"Woman vies for Liberian presidency"



Woman vies for Liberian presidency
By Jonathan Paye-Layleh
THE ASSOCIATED PRESS
Published September 22, 2005

MONROVIA, Liberia - Canvassing for votes among a crowd of young men
who make their living washing cars, Liberia's most famous woman
wondered aloud why no females were among them. "Because this is a very
hard job," shouted one man. "Women are not able to do it."
Ellen Johnson Sirleaf's response was to wheel on a group of girls
watching from afar and deliver what could well be her campaign slogan:
"Women, don't sit there. Do something positive together with men."
Mrs. Johnson Sirleaf's resume runs from Harvard and the World Bank
to house arrest and exile by a military dictatorship.
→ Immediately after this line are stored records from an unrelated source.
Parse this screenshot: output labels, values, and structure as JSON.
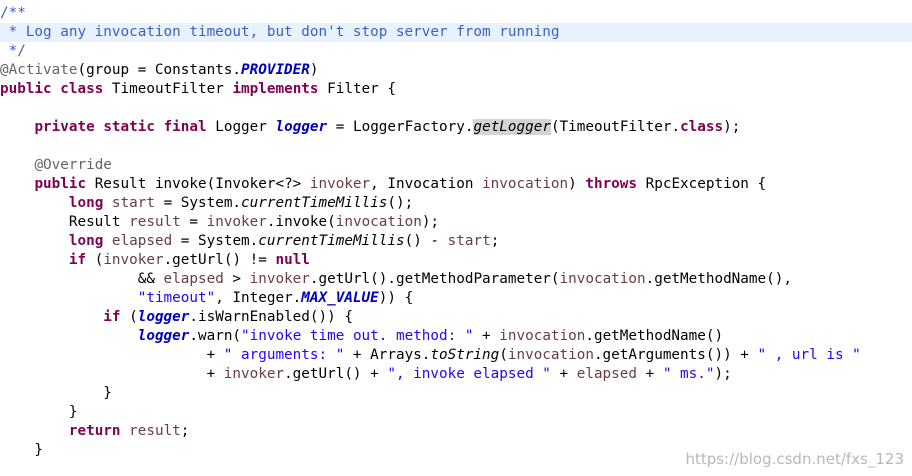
{
  "editor": {
    "highlighted_line": 1,
    "lines": [
      [
        {
          "t": "/**",
          "k": "comment"
        }
      ],
      [
        {
          "t": " * Log any invocation timeout, but don't stop server from running",
          "k": "comment"
        }
      ],
      [
        {
          "t": " */",
          "k": "comment"
        }
      ],
      [
        {
          "t": "@Activate",
          "k": "annotation"
        },
        {
          "t": "(group = Constants.",
          "k": "plain"
        },
        {
          "t": "PROVIDER",
          "k": "static-constant"
        },
        {
          "t": ")",
          "k": "plain"
        }
      ],
      [
        {
          "t": "public",
          "k": "keyword"
        },
        {
          "t": " ",
          "k": "plain"
        },
        {
          "t": "class",
          "k": "keyword"
        },
        {
          "t": " TimeoutFilter ",
          "k": "plain"
        },
        {
          "t": "implements",
          "k": "keyword"
        },
        {
          "t": " Filter {",
          "k": "plain"
        }
      ],
      [],
      [
        {
          "t": "    ",
          "k": "plain"
        },
        {
          "t": "private",
          "k": "keyword"
        },
        {
          "t": " ",
          "k": "plain"
        },
        {
          "t": "static",
          "k": "keyword"
        },
        {
          "t": " ",
          "k": "plain"
        },
        {
          "t": "final",
          "k": "keyword"
        },
        {
          "t": " Logger ",
          "k": "plain"
        },
        {
          "t": "logger",
          "k": "static-field"
        },
        {
          "t": " = LoggerFactory.",
          "k": "plain"
        },
        {
          "t": "getLogger",
          "k": "static-method-marked"
        },
        {
          "t": "(TimeoutFilter.",
          "k": "plain"
        },
        {
          "t": "class",
          "k": "keyword"
        },
        {
          "t": ");",
          "k": "plain"
        }
      ],
      [],
      [
        {
          "t": "    ",
          "k": "plain"
        },
        {
          "t": "@Override",
          "k": "annotation"
        }
      ],
      [
        {
          "t": "    ",
          "k": "plain"
        },
        {
          "t": "public",
          "k": "keyword"
        },
        {
          "t": " Result invoke(Invoker<?> ",
          "k": "plain"
        },
        {
          "t": "invoker",
          "k": "local"
        },
        {
          "t": ", Invocation ",
          "k": "plain"
        },
        {
          "t": "invocation",
          "k": "local"
        },
        {
          "t": ") ",
          "k": "plain"
        },
        {
          "t": "throws",
          "k": "keyword"
        },
        {
          "t": " RpcException {",
          "k": "plain"
        }
      ],
      [
        {
          "t": "        ",
          "k": "plain"
        },
        {
          "t": "long",
          "k": "keyword"
        },
        {
          "t": " ",
          "k": "plain"
        },
        {
          "t": "start",
          "k": "local"
        },
        {
          "t": " = System.",
          "k": "plain"
        },
        {
          "t": "currentTimeMillis",
          "k": "static-method"
        },
        {
          "t": "();",
          "k": "plain"
        }
      ],
      [
        {
          "t": "        Result ",
          "k": "plain"
        },
        {
          "t": "result",
          "k": "local"
        },
        {
          "t": " = ",
          "k": "plain"
        },
        {
          "t": "invoker",
          "k": "local"
        },
        {
          "t": ".invoke(",
          "k": "plain"
        },
        {
          "t": "invocation",
          "k": "local"
        },
        {
          "t": ");",
          "k": "plain"
        }
      ],
      [
        {
          "t": "        ",
          "k": "plain"
        },
        {
          "t": "long",
          "k": "keyword"
        },
        {
          "t": " ",
          "k": "plain"
        },
        {
          "t": "elapsed",
          "k": "local"
        },
        {
          "t": " = System.",
          "k": "plain"
        },
        {
          "t": "currentTimeMillis",
          "k": "static-method"
        },
        {
          "t": "() - ",
          "k": "plain"
        },
        {
          "t": "start",
          "k": "local"
        },
        {
          "t": ";",
          "k": "plain"
        }
      ],
      [
        {
          "t": "        ",
          "k": "plain"
        },
        {
          "t": "if",
          "k": "keyword"
        },
        {
          "t": " (",
          "k": "plain"
        },
        {
          "t": "invoker",
          "k": "local"
        },
        {
          "t": ".getUrl() != ",
          "k": "plain"
        },
        {
          "t": "null",
          "k": "keyword"
        }
      ],
      [
        {
          "t": "                && ",
          "k": "plain"
        },
        {
          "t": "elapsed",
          "k": "local"
        },
        {
          "t": " > ",
          "k": "plain"
        },
        {
          "t": "invoker",
          "k": "local"
        },
        {
          "t": ".getUrl().getMethodParameter(",
          "k": "plain"
        },
        {
          "t": "invocation",
          "k": "local"
        },
        {
          "t": ".getMethodName(),",
          "k": "plain"
        }
      ],
      [
        {
          "t": "                ",
          "k": "plain"
        },
        {
          "t": "\"timeout\"",
          "k": "string"
        },
        {
          "t": ", Integer.",
          "k": "plain"
        },
        {
          "t": "MAX_VALUE",
          "k": "static-constant"
        },
        {
          "t": ")) {",
          "k": "plain"
        }
      ],
      [
        {
          "t": "            ",
          "k": "plain"
        },
        {
          "t": "if",
          "k": "keyword"
        },
        {
          "t": " (",
          "k": "plain"
        },
        {
          "t": "logger",
          "k": "static-field"
        },
        {
          "t": ".isWarnEnabled()) {",
          "k": "plain"
        }
      ],
      [
        {
          "t": "                ",
          "k": "plain"
        },
        {
          "t": "logger",
          "k": "static-field"
        },
        {
          "t": ".warn(",
          "k": "plain"
        },
        {
          "t": "\"invoke time out. method: \"",
          "k": "string"
        },
        {
          "t": " + ",
          "k": "plain"
        },
        {
          "t": "invocation",
          "k": "local"
        },
        {
          "t": ".getMethodName()",
          "k": "plain"
        }
      ],
      [
        {
          "t": "                        + ",
          "k": "plain"
        },
        {
          "t": "\" arguments: \"",
          "k": "string"
        },
        {
          "t": " + Arrays.",
          "k": "plain"
        },
        {
          "t": "toString",
          "k": "static-method"
        },
        {
          "t": "(",
          "k": "plain"
        },
        {
          "t": "invocation",
          "k": "local"
        },
        {
          "t": ".getArguments()) + ",
          "k": "plain"
        },
        {
          "t": "\" , url is \"",
          "k": "string"
        }
      ],
      [
        {
          "t": "                        + ",
          "k": "plain"
        },
        {
          "t": "invoker",
          "k": "local"
        },
        {
          "t": ".getUrl() + ",
          "k": "plain"
        },
        {
          "t": "\", invoke elapsed \"",
          "k": "string"
        },
        {
          "t": " + ",
          "k": "plain"
        },
        {
          "t": "elapsed",
          "k": "local"
        },
        {
          "t": " + ",
          "k": "plain"
        },
        {
          "t": "\" ms.\"",
          "k": "string"
        },
        {
          "t": ");",
          "k": "plain"
        }
      ],
      [
        {
          "t": "            }",
          "k": "plain"
        }
      ],
      [
        {
          "t": "        }",
          "k": "plain"
        }
      ],
      [
        {
          "t": "        ",
          "k": "plain"
        },
        {
          "t": "return",
          "k": "keyword"
        },
        {
          "t": " ",
          "k": "plain"
        },
        {
          "t": "result",
          "k": "local"
        },
        {
          "t": ";",
          "k": "plain"
        }
      ],
      [
        {
          "t": "    }",
          "k": "plain"
        }
      ]
    ]
  },
  "watermark": "https://blog.csdn.net/fxs_123"
}
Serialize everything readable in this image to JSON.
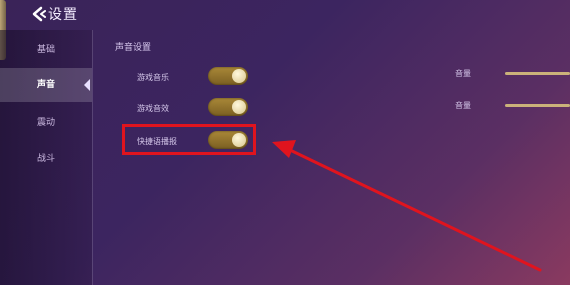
{
  "header": {
    "title": "设置",
    "back_icon": "chevron-left-icon"
  },
  "sidebar": {
    "items": [
      {
        "label": "基础"
      },
      {
        "label": "声音",
        "active": true
      },
      {
        "label": "震动"
      },
      {
        "label": "战斗"
      }
    ]
  },
  "sound": {
    "section_title": "声音设置",
    "rows": [
      {
        "label": "游戏音乐",
        "on": true
      },
      {
        "label": "游戏音效",
        "on": true
      },
      {
        "label": "快捷语播报",
        "on": true
      }
    ],
    "volume_label_1": "音量",
    "volume_label_2": "音量"
  },
  "colors": {
    "highlight": "#e0141e",
    "toggle_on": "#a98838"
  }
}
But at 66, she
soldiers on, running among 22 candidates for president in an Oct. 11
election that Liberia hopes will cement the peace after 14 years of
civil war.
Strong-willed, imperious and toughened by long exposure to
Liberia's violent politics, Mrs. Johnson Sirleaf is one of two female
candidates, but she's the only one with any real chance.
She hopes to put lessons learned as a World Bank and U.N. official
to work in a once-prosperous West African country founded by freed
American slaves and wrecked 150 years later by warlords and despots --
all male.
Elected women in high office are rare across Africa.
South African President Thabo Mbeki has a female deputy, Phumzile
Mlambo-Ngcuka. President Armando Guebuza of Mozambique appointed a
woman, Luisa Diogo, as his prime minister in February. Liberia briefly
had an unelected female president, Ruth Perry.
Most Liberian voters say the sex of the candidate matters little:
They'll vote for whoever can get electricity and water running again
and dent the 85 percent unemployment rate.
While stressing her management skills, Mrs. Johnson Sirleaf hopes
her sex will help her stand out.
"I have operated, succeeded and excelled in a men's world -- in
every area or profession that I have been in," she told AP in an
interview.
Her supporters call her "the Iron Lady," borrowing the nickname of
Margaret Thatcher. Mrs. Johnson Sirleaf includes the former British
prime minister among women who "have brought equal competence, strength
and courage to everything that they do."
No reliable opinion polls exist, but among those considered to be
Mrs. Johnson Sirleaf's main rivals are international soccer star George
Weah, who bills himself as the populist candidate, and Sekou Conneh,
whose rebel force besieged Monrovia in 2003 and helped drive former
President Charles Taylor into exile.
Mr. Weah learned his game in Monrovia's slums and booted himself to
world stardom with top European teams. He has little formal education
and says Liberia needs national unity rather than the finely honed
managerial skills offered by Mrs. Johnson Sirleaf, a full-fledged
member of Liberia's political elite.
Mrs. Johnson Sirleaf was a senior minister in the Cabinet ousted by
Master Sgt. Samuel Doe in a 1980 military coup. She was sentenced to
prison for treason, had her house ransacked and was driven into exile.
For many Liberians, her greatest drawback may be the brief support
she gave to Mr. Taylor in 1989. She saw his insurgency as the only way
to end Master Sgt. Doe's dictatorship.
Mr. Taylor's war killed tens of thousands -- some say as many as
200,000 or more -- and left Liberia in tatters. He won a 1997 election
in which Mrs. Johnson Sirleaf placed a distant second, but fled Liberia
a few years later. For the past two years, a caretaker administration
has run the country.
Many Liberians value Mrs. Johnson Sirleaf's devotion to the country
and her experience in development and international banking. Others
associate her with years of failed leadership.
"Mrs. Sirleaf, Taylor and others chose the path of war and
destruction as a way of addressing the political crisis that had
developed in Liberia," said Fatu Massaquoi, wearing a T-shirt
emblazoned with the face of a top Johnson Sirleaf rival.
"She can't boast of being a clean-handed person and the right one
to lead."
Mrs. Johnson Sirleaf said she would steer Liberia away from
violence.
"I am going to be a leader and a president who happens to be a
woman. But I am glad to be a woman because I think I will bring an
extra dimension to the task," said the widowed mother of four.
"That's the dimension of sensitivity, respect for human beings --
which is something that comes from motherhood."